Il y a dix ans, l'ONU prévoyait un plafonnement
de la population mondiale vers 2100.
Il va se produire bien plus tôt...
Le Comité Bastille est un groupe de réflexion (think tank en français) qui suit depuis 2006 les prévisions d'institutions internationales (ONU, FMI, Banque Mondiale, etc.) sur la population de la planète. En 2008 on prévoyait (voir graphique) un chiffre de 7,5 milliards en 2015, et un plafonnement général vers 9 à 10 milliards en 2100. Ces chiffres sont déjà faux: Nous en sommes seulement à 7,3 milliards en 2017. Bonne nouvelle, diriez-vous? Attendez.
La méthode employée par ces institutions est l'extrapolation de tendances, fondée sur le principe que la tendance passée se maintiendra parce que l'environnement la conditionnant ne changera pas significativement. Cette méthode "toutes-choses-égales-par-ailleurs" est fausse, parce qu'il change, à preuve ici cette différence observée entre 7,5 milliards/2015 et 7,3 milliards/2017. Donc, on pratique une remise à jour périodique. Et nous savons donc déjà que ce n'est pas en 2100 que notre population va plafonner, c'est bien plus tôt.

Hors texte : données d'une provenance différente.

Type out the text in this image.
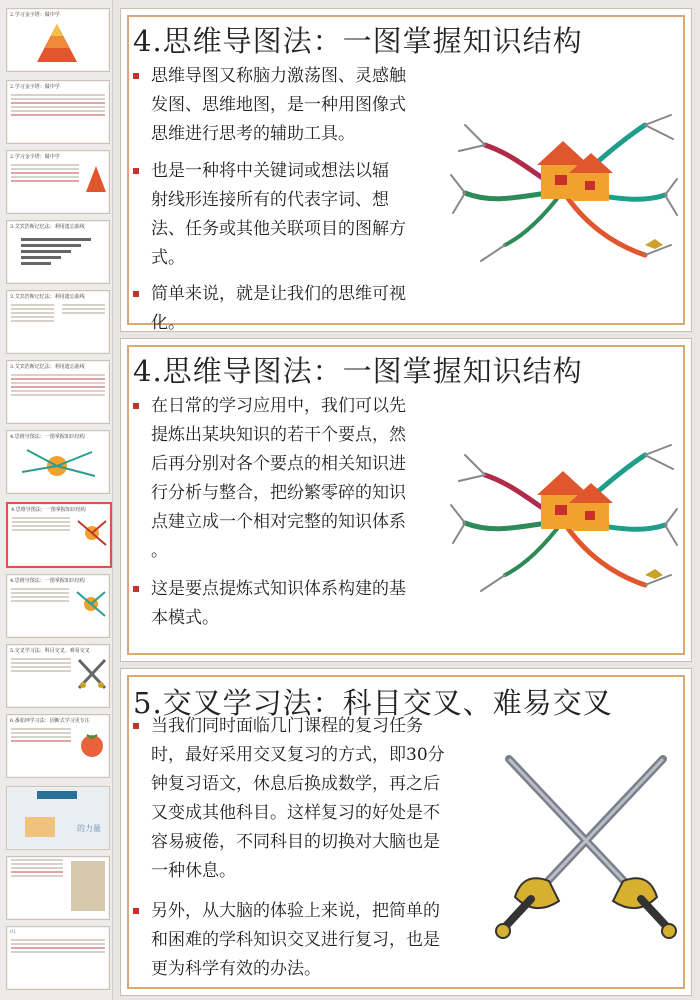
2.学习金字塔：做中学
2.学习金字塔：做中学
2.学习金字塔：做中学
3.艾宾浩斯记忆法：利用遗忘曲线
3.艾宾浩斯记忆法：利用遗忘曲线
3.艾宾浩斯记忆法：利用遗忘曲线
4.思维导图法：一图掌握知识结构
4.思维导图法：一图掌握知识结构
4.思维导图法：一图掌握知识结构
5.交叉学习法：科目交叉、难易交叉
6.番茄钟学习法：因断式学习更专注
的力量
01
4.思维导图法：一图掌握知识结构
思维导图又称脑力激荡图、灵感触
发图、思维地图，是一种用图像式
思维进行思考的辅助工具。
也是一种将中关键词或想法以辐
射线形连接所有的代表字词、想
法、任务或其他关联项目的图解方
式。
简单来说，就是让我们的思维可视
化。
4.思维导图法：一图掌握知识结构
在日常的学习应用中，我们可以先
提炼出某块知识的若干个要点，然
后再分别对各个要点的相关知识进
行分析与整合，把纷繁零碎的知识
点建立成一个相对完整的知识体系
。
这是要点提炼式知识体系构建的基
本模式。
5.交叉学习法：科目交叉、难易交叉
当我们同时面临几门课程的复习任务
时，最好采用交叉复习的方式，即30分
钟复习语文，休息后换成数学，再之后
又变成其他科目。这样复习的好处是不
容易疲倦，不同科目的切换对大脑也是
一种休息。
另外，从大脑的体验上来说，把简单的
和困难的学科知识交叉进行复习，也是
更为科学有效的办法。
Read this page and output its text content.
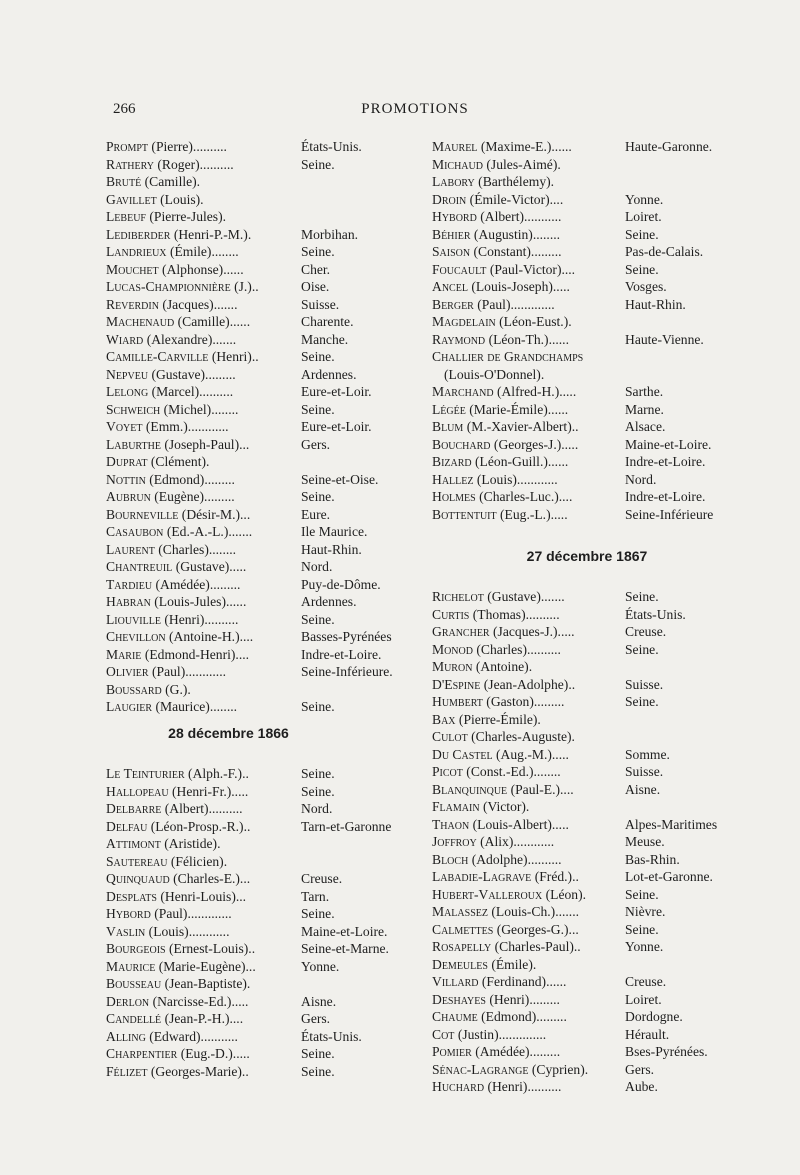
266	PROMOTIONS
Prompt (Pierre)..........	États-Unis.
Rathery (Roger)..........	Seine.
Bruté (Camille).
Gavillet (Louis).
Lebeuf (Pierre-Jules).
Lediberder (Henri-P.-M.).	Morbihan.
Landrieux (Émile)........	Seine.
Mouchet (Alphonse)......	Cher.
Lucas-Championnière (J.)..	Oise.
Reverdin (Jacques).......	Suisse.
Machenaud (Camille)......	Charente.
Wiard (Alexandre).......	Manche.
Camille-Carville (Henri)..	Seine.
Nepveu (Gustave).........	Ardennes.
Lelong (Marcel)..........	Eure-et-Loir.
Schweich (Michel)........	Seine.
Voyet (Emm.)............	Eure-et-Loir.
Laburthe (Joseph-Paul)...	Gers.
Duprat (Clément).
Nottin (Edmond).........	Seine-et-Oise.
Aubrun (Eugène).........	Seine.
Bourneville (Désir-M.)...	Eure.
Casaubon (Ed.-A.-L.).......	Ile Maurice.
Laurent (Charles)........	Haut-Rhin.
Chantreuil (Gustave).....	Nord.
Tardieu (Amédée).........	Puy-de-Dôme.
Habran (Louis-Jules)......	Ardennes.
Liouville (Henri)..........	Seine.
Chevillon (Antoine-H.)....	Basses-Pyrénées
Marie (Edmond-Henri)....	Indre-et-Loire.
Olivier (Paul)............	Seine-Inférieure.
Boussard (G.).
Laugier (Maurice)........	Seine.
28 décembre 1866
Le Teinturier (Alph.-F.)..	Seine.
Hallopeau (Henri-Fr.).....	Seine.
Delbarre (Albert)..........	Nord.
Delfau (Léon-Prosp.-R.)..	Tarn-et-Garonne
Attimont (Aristide).
Sautereau (Félicien).
Quinquaud (Charles-E.)...	Creuse.
Desplats (Henri-Louis)...	Tarn.
Hybord (Paul).............	Seine.
Vaslin (Louis)............	Maine-et-Loire.
Bourgeois (Ernest-Louis)..	Seine-et-Marne.
Maurice (Marie-Eugène)...	Yonne.
Bousseau (Jean-Baptiste).
Derlon (Narcisse-Ed.).....	Aisne.
Candellé (Jean-P.-H.)....	Gers.
Alling (Edward)...........	États-Unis.
Charpentier (Eug.-D.).....	Seine.
Félizet (Georges-Marie)..	Seine.
Maurel (Maxime-E.)......	Haute-Garonne.
Michaud (Jules-Aimé).
Labory (Barthélemy).
Droin (Émile-Victor)....	Yonne.
Hybord (Albert)...........	Loiret.
Béhier (Augustin)........	Seine.
Saison (Constant).........	Pas-de-Calais.
Foucault (Paul-Victor)....	Seine.
Ancel (Louis-Joseph).....	Vosges.
Berger (Paul).............	Haut-Rhin.
Magdelain (Léon-Eust.).
Raymond (Léon-Th.)......	Haute-Vienne.
Challier de Grandchamps
(Louis-O'Donnel).
Marchand (Alfred-H.).....	Sarthe.
Légée (Marie-Émile)......	Marne.
Blum (M.-Xavier-Albert)..	Alsace.
Bouchard (Georges-J.).....	Maine-et-Loire.
Bizard (Léon-Guill.)......	Indre-et-Loire.
Hallez (Louis)............	Nord.
Holmes (Charles-Luc.)....	Indre-et-Loire.
Bottentuit (Eug.-L.).....	Seine-Inférieure
27 décembre 1867
Richelot (Gustave).......	Seine.
Curtis (Thomas)..........	États-Unis.
Grancher (Jacques-J.).....	Creuse.
Monod (Charles)..........	Seine.
Muron (Antoine).
D'Espine (Jean-Adolphe)..	Suisse.
Humbert (Gaston).........	Seine.
Bax (Pierre-Émile).
Culot (Charles-Auguste).
Du Castel (Aug.-M.).....	Somme.
Picot (Const.-Ed.)........	Suisse.
Blanquinque (Paul-E.)....	Aisne.
Flamain (Victor).
Thaon (Louis-Albert).....	Alpes-Maritimes
Joffroy (Alix)............	Meuse.
Bloch (Adolphe)..........	Bas-Rhin.
Labadie-Lagrave (Fréd.)..	Lot-et-Garonne.
Hubert-Valleroux (Léon).	Seine.
Malassez (Louis-Ch.).......	Nièvre.
Calmettes (Georges-G.)...	Seine.
Rosapelly (Charles-Paul)..	Yonne.
Demeules (Émile).
Villard (Ferdinand)......	Creuse.
Deshayes (Henri).........	Loiret.
Chaume (Edmond).........	Dordogne.
Cot (Justin)..............	Hérault.
Pomier (Amédée).........	Bses-Pyrénées.
Sénac-Lagrange (Cyprien).	Gers.
Huchard (Henri)..........	Aube.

Car notre environnement change bien plus brutalement, surtout depuis 2008. 
Or l'iceberg qu'on peut voir poindre à l'horizon, c'est ce plafonnement. Car alors dans le meilleur des cas le monde en sera où le Japon en est aujourd'hui. Mais un Japon où aucune compensation par le commerce extérieur et l'immigration ne viendra remédier à la diminution absolue de population, donc de PIB, de recettes fiscales, de charges sociales, etc., compliquée par un endettement encore accru et un vieillissement général. Parce que ce n'est pas pendant le 21e siècle que nous engagerons des relations commerciales avec une autre planète. 
Et plus nous approcherons de cet iceberg, moins nos Etats et nos sociétés ne seront gouvernables par les politiques, scénarios et procédures dont nos élus ont la pratique. Déjà aujourd'hui nous constatons qu'elles ne constituent qu'un replâtrage de plus en plus court-termiste. Le monde qui s'annonce avec cet iceberg est terra incognita pour toutes nos institutions dans tous nos pays.
Et cela va s'aggraver pour toutes les raisons citées, plus les retombées imprévues... Une guerre nucléaire? Depuis 1989, on n'y croyait plus. Depuis que Donald Trump et Kim Jung-Un jouent à se faire peur cela redevient possible. Un déroutement du Gulf stream? Il s’essouffle déjà, et pourrait provoquer un refroidissement brutal du continent européen. Une épidémie mondiale causée par un virus surprise au comportement inconnu? On en a eu des avants-goûts. 
Un affaiblissement ou même un déroutement
du Gulf Stream, un imprévu qui devient prévisible.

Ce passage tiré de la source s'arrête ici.